Cidade Livre (fragmento)
João Almino
Minha insônia de hoje é o prolongamento daquelas horas quando, na escuridão da noite, eu ouvia barulhos de bêbados pela rua, os latidos de meu cachorro Tufão, as araras que moravam no fundo da casa ou alguma coruja solitária, e abria os olhos para o caleidoscópio de cinzas e negros que desenhavam monstros nas paredes.
Para dar vida à história, bastava eu me transpor para um dia de minha infância, me imaginar no meio de uma avenida da Cidade Livre, e então veria minhas tias desfilando suas formas e trejeitos, Valdivino sentado em frente a uma mesinha transcrevendo cartas, papai conversando na porta de um bar, uma menina de tranças e olhos negros andando de bicicleta, Tufão me seguindo, e veria o colorido das lojas, dos prédios de madeira, carros gordinhos e pretos estacionados na lateral com seus pneus exibindo círculos brancos, e então subiria um cheiro de gasolina, de óleo, de monturos e bostas de cavalo, e apareceriam em tela grande e colorida histórias de crimes, pecados, desesperos e grandes futuros.

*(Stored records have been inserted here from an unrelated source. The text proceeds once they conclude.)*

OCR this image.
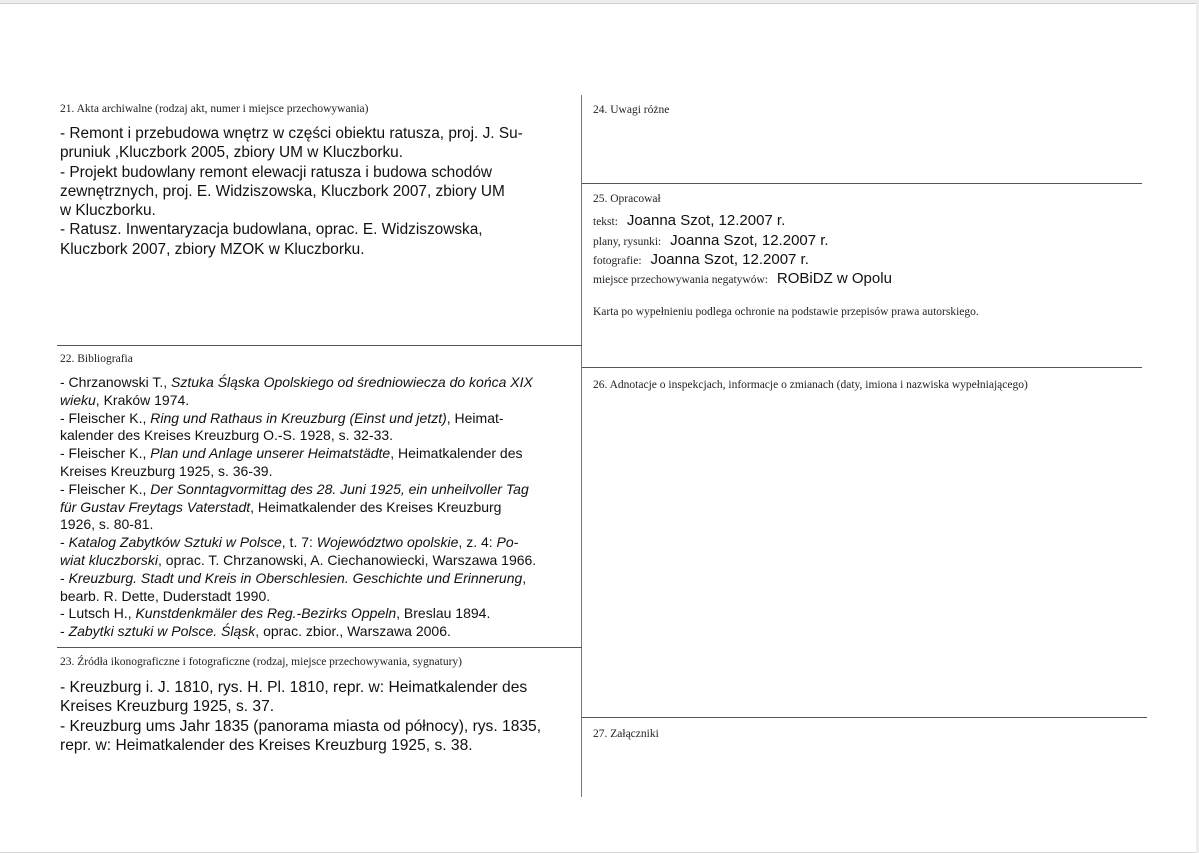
21. Akta archiwalne (rodzaj akt, numer i miejsce przechowywania)

- Remont i przebudowa wnętrz w części obiektu ratusza, proj. J. Su-

pruniuk ,Kluczbork 2005, zbiory UM w Kluczborku.

- Projekt budowlany remont elewacji ratusza i budowa schodów

zewnętrznych, proj. E. Widziszowska, Kluczbork 2007, zbiory UM

w Kluczborku.

- Ratusz. Inwentaryzacja budowlana, oprac. E. Widziszowska,

Kluczbork 2007, zbiory MZOK w Kluczborku.

22. Bibliografia

- Chrzanowski T., Sztuka Śląska Opolskiego od średniowiecza do końca XIX

wieku, Kraków 1974.

- Fleischer K., Ring und Rathaus in Kreuzburg (Einst und jetzt), Heimat-

kalender des Kreises Kreuzburg O.-S. 1928, s. 32-33.

- Fleischer K., Plan und Anlage unserer Heimatstädte, Heimatkalender des

Kreises Kreuzburg 1925, s. 36-39.

- Fleischer K., Der Sonntagvormittag des 28. Juni 1925, ein unheilvoller Tag

für Gustav Freytags Vaterstadt, Heimatkalender des Kreises Kreuzburg

1926, s. 80-81.

- Katalog Zabytków Sztuki w Polsce, t. 7: Województwo opolskie, z. 4: Po-

wiat kluczborski, oprac. T. Chrzanowski, A. Ciechanowiecki, Warszawa 1966.

- Kreuzburg. Stadt und Kreis in Oberschlesien. Geschichte und Erinnerung,

bearb. R. Dette, Duderstadt 1990.

- Lutsch H., Kunstdenkmäler des Reg.-Bezirks Oppeln, Breslau 1894.

- Zabytki sztuki w Polsce. Śląsk, oprac. zbior., Warszawa 2006.

23. Źródła ikonograficzne i fotograficzne (rodzaj, miejsce przechowywania, sygnatury)

- Kreuzburg i. J. 1810, rys. H. Pl. 1810, repr. w: Heimatkalender des

Kreises Kreuzburg 1925, s. 37.

- Kreuzburg ums Jahr 1835 (panorama miasta od północy), rys. 1835,

repr. w: Heimatkalender des Kreises Kreuzburg 1925, s. 38.

24. Uwagi różne
25. Opracował
tekst: Joanna Szot, 12.2007 r.
plany, rysunki: Joanna Szot, 12.2007 r.
fotografie: Joanna Szot, 12.2007 r.
miejsce przechowywania negatywów: ROBiDZ w Opolu
Karta po wypełnieniu podlega ochronie na podstawie przepisów prawa autorskiego.
26. Adnotacje o inspekcjach, informacje o zmianach (daty, imiona i nazwiska wypełniającego)
27. Załączniki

Olho para um dia de minha infância e vejo três personagens masculinos conversando em frente a nossa casa, para onde tia Francisca acaba de trazer algumas cadeiras, e nem preciso descrever para vocês a casa de madeira e sem calçada igual a tantas outras que se veem nas fotografias daquele tempo, em frente à qual, eu dizia, os três personagens conversam conversas silenciosas, gesticulam frases, enunciam palavras que não ouço ou, se ouço, não entendo e, se entendo, não me interessam, um deles de rosto oval, branco e bem barbeado, com alguma marca de desgosto, olhar agudo e jocoso, expressão de homem bem-sucedido, que acumulou experiências pela vida. Tufão está sentado a seu lado, ouvindo suas conversas de orelha em pé. É papai.
O segundo, com mãos para trás das quais desce o chapéu, tem um corpo musculoso e bem moldado, ar firme e franco em seu rosto queimado de sol, bigodes bem aparados, e quem o olhasse sentiria inveja de sua aparência feliz. É Roberto, quando ainda não se sabia se seria namorado de tia Francisca ou de tia Matilde.
O terceiro, de uma simplicidade tosca, com um chapéu grande demais para sua cabeça pequena, é conversador, parece inteligente e é o único com esporas nas botas, tendo chegado montado num burro, mas, se atrai minha atenção, é por sua fragilidade. Quando tira as mãos dos bolsos, gesticula sem parar, balança-se para a frente e para trás sobre suas pernas de cambito e dá a impressão de que sairá voando se soprado pelo vento. Os outros dois, quando passam por ele, o olham de cima para baixo. Pela descrição vocês já terão adivinhado: é Valdivino.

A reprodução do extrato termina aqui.